Red Cross Society

Every human contrivance for betterment is susceptible of abuse unless divinely guided. Even the humanitarian institutions wherein brotherly love seeks an outlet need careful watching lest wolves in sheep's clothing creep into the fold and slaughter the lambs of innocent desire. The ideal for which each righteous institution stands must be protected against deliberate perversion, against exploitation at the hands of the unscrupulous, and against those gusts of sympathetic mesmerism which mental manipulators try to create for their own advantage.

The work of the Red Cross Society is exposed to crosscurrents of this kind. It is the outcome of a noble idea, it is instinct with divine compassion. The mention of it at once opens hearts and purses. Material religion and material medicine might in some instances like to divide among themselves the spoils of this popularity. But their efforts in this direction, if successful, might eventually slay the right idea of true benevolence underlying the Red Cross.
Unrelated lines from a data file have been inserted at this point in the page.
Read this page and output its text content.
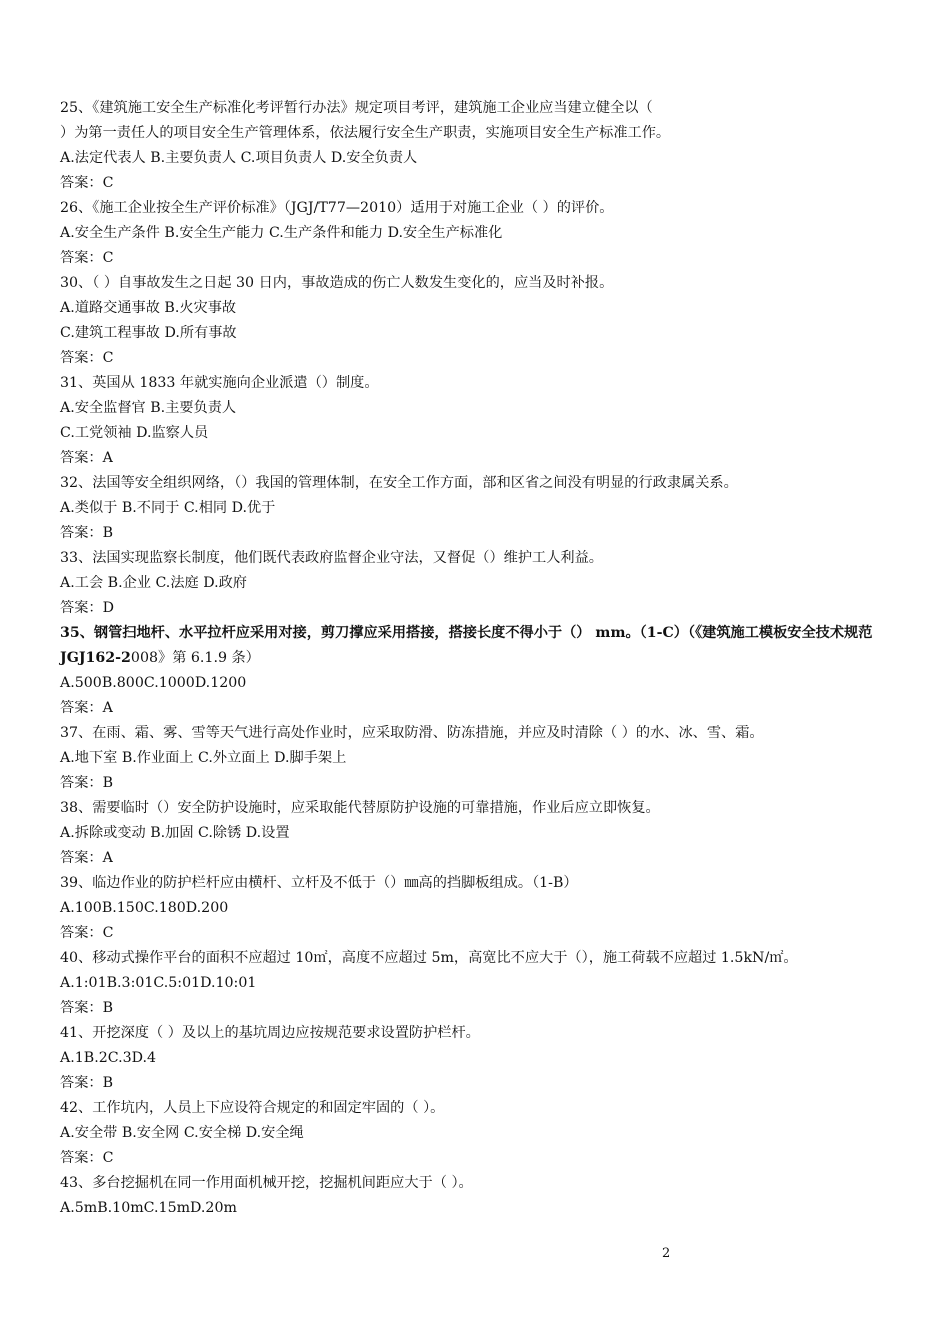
25、《建筑施工安全生产标准化考评暂行办法》规定项目考评，建筑施工企业应当建立健全以（
）为第一责任人的项目安全生产管理体系，依法履行安全生产职责，实施项目安全生产标准工作。
A.法定代表人 B.主要负责人 C.项目负责人 D.安全负责人
答案：C
26、《施工企业按全生产评价标准》（JGJ/T77—2010）适用于对施工企业（ ）的评价。
A.安全生产条件 B.安全生产能力 C.生产条件和能力 D.安全生产标准化
答案：C
30、（ ）自事故发生之日起 30 日内，事故造成的伤亡人数发生变化的，应当及时补报。
A.道路交通事故 B.火灾事故
C.建筑工程事故 D.所有事故
答案：C
31、英国从 1833 年就实施向企业派遣（）制度。
A.安全监督官 B.主要负责人
C.工党领袖 D.监察人员
答案：A
32、法国等安全组织网络，（）我国的管理体制，在安全工作方面，部和区省之间没有明显的行政隶属关系。
A.类似于 B.不同于 C.相同 D.优于
答案：B
33、法国实现监察长制度，他们既代表政府监督企业守法，又督促（）维护工人利益。
A.工会 B.企业 C.法庭 D.政府
答案：D
35、钢管扫地杆、水平拉杆应采用对接，剪刀撑应采用搭接，搭接长度不得小于（） mm。（1-C）（《建筑施工模板安全技术规范 JGJ162-2008》第 6.1.9 条）
A.500B.800C.1000D.1200
答案：A
37、在雨、霜、雾、雪等天气进行高处作业时，应采取防滑、防冻措施，并应及时清除（ ）的水、冰、雪、霜。
A.地下室 B.作业面上 C.外立面上 D.脚手架上
答案：B
38、需要临时（）安全防护设施时，应采取能代替原防护设施的可靠措施，作业后应立即恢复。
A.拆除或变动 B.加固 C.除锈 D.设置
答案：A
39、临边作业的防护栏杆应由横杆、立杆及不低于（）㎜高的挡脚板组成。（1-B）
A.100B.150C.180D.200
答案：C
40、移动式操作平台的面积不应超过 10㎡，高度不应超过 5m，高宽比不应大于（），施工荷载不应超过 1.5kN/㎡。
A.1:01B.3:01C.5:01D.10:01
答案：B
41、开挖深度（ ）及以上的基坑周边应按规范要求设置防护栏杆。
A.1B.2C.3D.4
答案：B
42、工作坑内，人员上下应设符合规定的和固定牢固的（ ）。
A.安全带 B.安全网 C.安全梯 D.安全绳
答案：C
43、多台挖掘机在同一作用面机械开挖，挖掘机间距应大于（ ）。
A.5mB.10mC.15mD.20m
2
Miss Clara Barton was the founder of the Red Cross Society in the United States, and she linked this society to the International Committee in Geneva, Switzerland. The symbol of the Red Cross is the reverse of the Swiss flag, which consists of a white cross on a red ground. That Miss Barton's sense of religion and medicine was even then materialized seems improbable, judging from a glowing tribute which she gave to Mrs. Eddy and the teachings of Christian Science.